On a month-on-month basis, the urban index rose by 1.07 percent in November 2019, down by 0.08 from 1.15 percent recorded in October 2019, while the rural index also rose by 0.98 0 percent in November 2019, down by 0.01 from the rate recorded in October 2019 (0.99) percent.
The corresponding twelve-month year-on-year average percentage change for the urban index is 11.75 percent in November 2019. This is higher than 11.68 percent reported in October 2019, while the corresponding rural inflation rate in November 2019 is 10.98 percent compared to 10.95 percent recorded in October 2019.
NBS further reported that food inflation rose by 14.48 per cent in November compared to 14.09 per cent in October attributed to increases in prices of bread, cereals, oils and fats, meat, potatoes, yam and other tubers, and fish.

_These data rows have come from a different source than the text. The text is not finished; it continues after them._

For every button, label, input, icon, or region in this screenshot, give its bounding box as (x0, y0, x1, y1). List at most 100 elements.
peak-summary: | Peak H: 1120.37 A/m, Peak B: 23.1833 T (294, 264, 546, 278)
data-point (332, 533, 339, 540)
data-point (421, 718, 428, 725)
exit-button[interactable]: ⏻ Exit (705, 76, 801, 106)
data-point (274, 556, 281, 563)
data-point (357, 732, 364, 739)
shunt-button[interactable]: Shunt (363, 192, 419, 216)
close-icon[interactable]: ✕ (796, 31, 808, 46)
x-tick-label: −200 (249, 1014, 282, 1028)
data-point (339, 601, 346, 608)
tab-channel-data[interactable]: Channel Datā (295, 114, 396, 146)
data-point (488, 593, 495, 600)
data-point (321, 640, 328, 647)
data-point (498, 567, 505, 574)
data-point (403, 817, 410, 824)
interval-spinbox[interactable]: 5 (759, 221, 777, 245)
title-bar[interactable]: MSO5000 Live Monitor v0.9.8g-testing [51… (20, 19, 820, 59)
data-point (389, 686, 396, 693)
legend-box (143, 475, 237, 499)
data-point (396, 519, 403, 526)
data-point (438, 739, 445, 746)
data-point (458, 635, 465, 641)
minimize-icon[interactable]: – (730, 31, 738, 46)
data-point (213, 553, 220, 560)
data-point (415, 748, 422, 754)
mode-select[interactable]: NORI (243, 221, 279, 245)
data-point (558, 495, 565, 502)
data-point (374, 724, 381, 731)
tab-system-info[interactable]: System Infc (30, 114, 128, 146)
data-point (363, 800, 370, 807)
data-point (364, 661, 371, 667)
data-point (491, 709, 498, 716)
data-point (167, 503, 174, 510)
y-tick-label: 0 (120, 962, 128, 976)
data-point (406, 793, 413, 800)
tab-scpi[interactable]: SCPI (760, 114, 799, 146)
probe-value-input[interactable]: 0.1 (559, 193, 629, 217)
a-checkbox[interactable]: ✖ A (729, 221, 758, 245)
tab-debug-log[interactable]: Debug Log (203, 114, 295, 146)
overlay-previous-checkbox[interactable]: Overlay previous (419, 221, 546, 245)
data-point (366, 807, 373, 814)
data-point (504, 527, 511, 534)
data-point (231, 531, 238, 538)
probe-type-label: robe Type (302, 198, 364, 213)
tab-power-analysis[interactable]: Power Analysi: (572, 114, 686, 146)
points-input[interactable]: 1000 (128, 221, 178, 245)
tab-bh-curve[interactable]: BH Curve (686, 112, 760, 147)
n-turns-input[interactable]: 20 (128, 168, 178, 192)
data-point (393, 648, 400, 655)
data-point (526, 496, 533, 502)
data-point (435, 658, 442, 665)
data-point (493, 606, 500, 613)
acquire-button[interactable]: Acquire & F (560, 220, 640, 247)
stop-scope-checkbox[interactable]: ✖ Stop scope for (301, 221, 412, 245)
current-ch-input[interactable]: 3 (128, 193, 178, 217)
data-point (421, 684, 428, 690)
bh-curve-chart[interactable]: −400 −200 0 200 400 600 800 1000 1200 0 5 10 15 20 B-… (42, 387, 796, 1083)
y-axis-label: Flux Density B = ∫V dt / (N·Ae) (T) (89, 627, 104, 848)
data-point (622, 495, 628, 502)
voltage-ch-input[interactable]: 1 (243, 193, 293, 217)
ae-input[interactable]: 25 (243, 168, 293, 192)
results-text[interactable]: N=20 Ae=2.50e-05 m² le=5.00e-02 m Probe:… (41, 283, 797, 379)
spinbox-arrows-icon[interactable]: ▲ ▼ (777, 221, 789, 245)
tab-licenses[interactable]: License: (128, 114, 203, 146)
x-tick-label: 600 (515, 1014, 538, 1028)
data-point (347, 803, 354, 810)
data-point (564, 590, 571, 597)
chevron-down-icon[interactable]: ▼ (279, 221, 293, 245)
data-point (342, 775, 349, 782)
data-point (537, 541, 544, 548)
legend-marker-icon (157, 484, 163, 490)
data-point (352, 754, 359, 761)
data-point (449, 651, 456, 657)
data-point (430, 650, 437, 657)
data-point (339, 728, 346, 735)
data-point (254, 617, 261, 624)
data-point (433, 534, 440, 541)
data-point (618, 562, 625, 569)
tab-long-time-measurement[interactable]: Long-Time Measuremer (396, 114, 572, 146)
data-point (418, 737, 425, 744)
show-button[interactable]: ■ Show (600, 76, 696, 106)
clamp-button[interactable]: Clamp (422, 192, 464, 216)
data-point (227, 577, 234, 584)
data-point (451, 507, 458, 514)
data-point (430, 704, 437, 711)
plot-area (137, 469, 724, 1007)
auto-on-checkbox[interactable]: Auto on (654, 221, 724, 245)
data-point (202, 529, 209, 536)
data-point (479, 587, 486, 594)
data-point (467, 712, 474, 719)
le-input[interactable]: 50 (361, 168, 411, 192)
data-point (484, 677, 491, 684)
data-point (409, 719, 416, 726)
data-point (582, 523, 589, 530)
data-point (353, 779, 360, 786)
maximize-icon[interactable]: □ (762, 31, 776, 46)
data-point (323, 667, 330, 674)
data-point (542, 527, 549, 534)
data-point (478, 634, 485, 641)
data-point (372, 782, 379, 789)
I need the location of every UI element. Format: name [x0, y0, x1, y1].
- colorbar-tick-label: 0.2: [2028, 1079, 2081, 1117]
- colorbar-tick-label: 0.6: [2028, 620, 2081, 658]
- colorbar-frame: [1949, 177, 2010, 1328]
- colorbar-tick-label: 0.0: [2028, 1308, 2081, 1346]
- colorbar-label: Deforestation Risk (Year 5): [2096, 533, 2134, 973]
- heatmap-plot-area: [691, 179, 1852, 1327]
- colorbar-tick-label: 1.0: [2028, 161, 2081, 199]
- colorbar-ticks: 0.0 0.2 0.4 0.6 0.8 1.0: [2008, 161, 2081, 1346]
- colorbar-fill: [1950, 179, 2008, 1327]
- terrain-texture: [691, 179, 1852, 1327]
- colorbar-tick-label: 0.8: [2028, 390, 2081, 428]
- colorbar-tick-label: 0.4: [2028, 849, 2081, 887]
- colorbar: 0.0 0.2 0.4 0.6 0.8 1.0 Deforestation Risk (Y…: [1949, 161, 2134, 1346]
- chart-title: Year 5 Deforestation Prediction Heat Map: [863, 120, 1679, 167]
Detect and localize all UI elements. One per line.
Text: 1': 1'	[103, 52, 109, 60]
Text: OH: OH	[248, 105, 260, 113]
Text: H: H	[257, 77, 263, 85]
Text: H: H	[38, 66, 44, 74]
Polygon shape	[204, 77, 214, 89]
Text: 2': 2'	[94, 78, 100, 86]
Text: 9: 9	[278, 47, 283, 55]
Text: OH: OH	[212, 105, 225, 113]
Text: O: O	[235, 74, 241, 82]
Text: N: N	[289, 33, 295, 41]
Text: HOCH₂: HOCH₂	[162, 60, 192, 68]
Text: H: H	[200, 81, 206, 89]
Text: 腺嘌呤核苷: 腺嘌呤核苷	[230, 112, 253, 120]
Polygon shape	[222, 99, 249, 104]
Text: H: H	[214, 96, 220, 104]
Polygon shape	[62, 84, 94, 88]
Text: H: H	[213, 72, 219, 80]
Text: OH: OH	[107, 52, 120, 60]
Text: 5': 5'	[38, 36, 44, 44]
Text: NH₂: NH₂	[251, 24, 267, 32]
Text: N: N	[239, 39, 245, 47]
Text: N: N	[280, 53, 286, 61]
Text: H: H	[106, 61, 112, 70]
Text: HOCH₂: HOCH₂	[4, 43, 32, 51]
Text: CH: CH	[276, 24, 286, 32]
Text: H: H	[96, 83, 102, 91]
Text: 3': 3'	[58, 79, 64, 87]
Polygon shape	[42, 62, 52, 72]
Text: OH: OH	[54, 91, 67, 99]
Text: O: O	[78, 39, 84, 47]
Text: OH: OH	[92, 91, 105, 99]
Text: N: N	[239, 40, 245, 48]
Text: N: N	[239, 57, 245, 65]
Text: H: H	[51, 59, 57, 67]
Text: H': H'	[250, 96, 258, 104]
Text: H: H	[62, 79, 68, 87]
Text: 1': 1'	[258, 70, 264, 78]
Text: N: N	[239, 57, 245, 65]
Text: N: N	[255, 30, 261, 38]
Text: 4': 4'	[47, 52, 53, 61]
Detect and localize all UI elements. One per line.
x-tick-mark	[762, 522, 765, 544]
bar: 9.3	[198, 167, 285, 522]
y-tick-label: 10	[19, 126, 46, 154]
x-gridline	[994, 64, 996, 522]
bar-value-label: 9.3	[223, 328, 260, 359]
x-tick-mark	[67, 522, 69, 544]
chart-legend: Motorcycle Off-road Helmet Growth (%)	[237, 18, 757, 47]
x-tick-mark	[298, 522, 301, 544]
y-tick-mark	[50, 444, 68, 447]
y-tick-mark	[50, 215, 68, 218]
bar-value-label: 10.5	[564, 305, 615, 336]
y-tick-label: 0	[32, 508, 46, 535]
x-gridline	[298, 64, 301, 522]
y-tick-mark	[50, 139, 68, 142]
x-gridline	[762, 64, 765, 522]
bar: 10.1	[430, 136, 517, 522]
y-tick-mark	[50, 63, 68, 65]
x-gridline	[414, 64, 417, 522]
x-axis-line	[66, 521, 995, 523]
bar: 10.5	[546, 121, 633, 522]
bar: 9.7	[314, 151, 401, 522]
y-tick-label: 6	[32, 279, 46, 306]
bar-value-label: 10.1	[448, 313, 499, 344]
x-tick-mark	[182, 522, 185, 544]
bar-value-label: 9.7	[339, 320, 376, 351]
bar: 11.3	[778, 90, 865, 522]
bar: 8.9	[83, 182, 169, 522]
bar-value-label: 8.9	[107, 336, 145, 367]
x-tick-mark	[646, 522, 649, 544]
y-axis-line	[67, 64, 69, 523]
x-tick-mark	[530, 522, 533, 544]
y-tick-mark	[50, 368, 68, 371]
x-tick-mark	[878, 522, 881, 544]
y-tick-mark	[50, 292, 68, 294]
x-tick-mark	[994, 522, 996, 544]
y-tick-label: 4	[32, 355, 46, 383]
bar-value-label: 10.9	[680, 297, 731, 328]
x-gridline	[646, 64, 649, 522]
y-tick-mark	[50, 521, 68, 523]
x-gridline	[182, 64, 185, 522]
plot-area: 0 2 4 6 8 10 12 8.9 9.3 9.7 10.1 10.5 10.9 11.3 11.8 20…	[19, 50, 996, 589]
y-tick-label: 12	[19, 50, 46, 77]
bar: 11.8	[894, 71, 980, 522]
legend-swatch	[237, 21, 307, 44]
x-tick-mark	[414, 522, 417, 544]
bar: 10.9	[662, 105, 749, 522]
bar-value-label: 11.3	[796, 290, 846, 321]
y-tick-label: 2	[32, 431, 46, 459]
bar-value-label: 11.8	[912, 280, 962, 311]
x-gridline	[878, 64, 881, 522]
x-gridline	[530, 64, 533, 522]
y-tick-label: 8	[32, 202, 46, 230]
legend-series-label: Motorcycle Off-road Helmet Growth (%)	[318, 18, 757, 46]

On a month-on-month basis, the NBS report said food index increased by 1.25 percent in November 2019, down by 0.08 per cent points from 1.33 percent recorded in October.
While there seems to be a strong conviction on the part of government and some analysts about the benefits of closing bother, there is also a strong argument bringing into fore the negative impact it has the purchasing power of Nigerians owing to the abrupt rise in price of the rice which is at the center of the closure. The short supply of the commodity has further exacerbated the usual seasonal hike in prices. It is anticipated that if this closure continue without corresponding increase in local supply of the product, there will be further drive-up of the Consumer Price Index.
A gap of 2.7 million tonnes to 3.0 million tonnes existed between consumption and production of rice at the onset of the closure of the nation’s land borders in October. In line with this, Government need to deliberately induce more farmers into growing the crop while existing farmers expand their hectare. While private investors are seen moving towards processing, concerned MDAs need to direct more attention to establishing more mills to speed up processing and to international to cover the deficit. Without this, impact of this closure will linger for good while.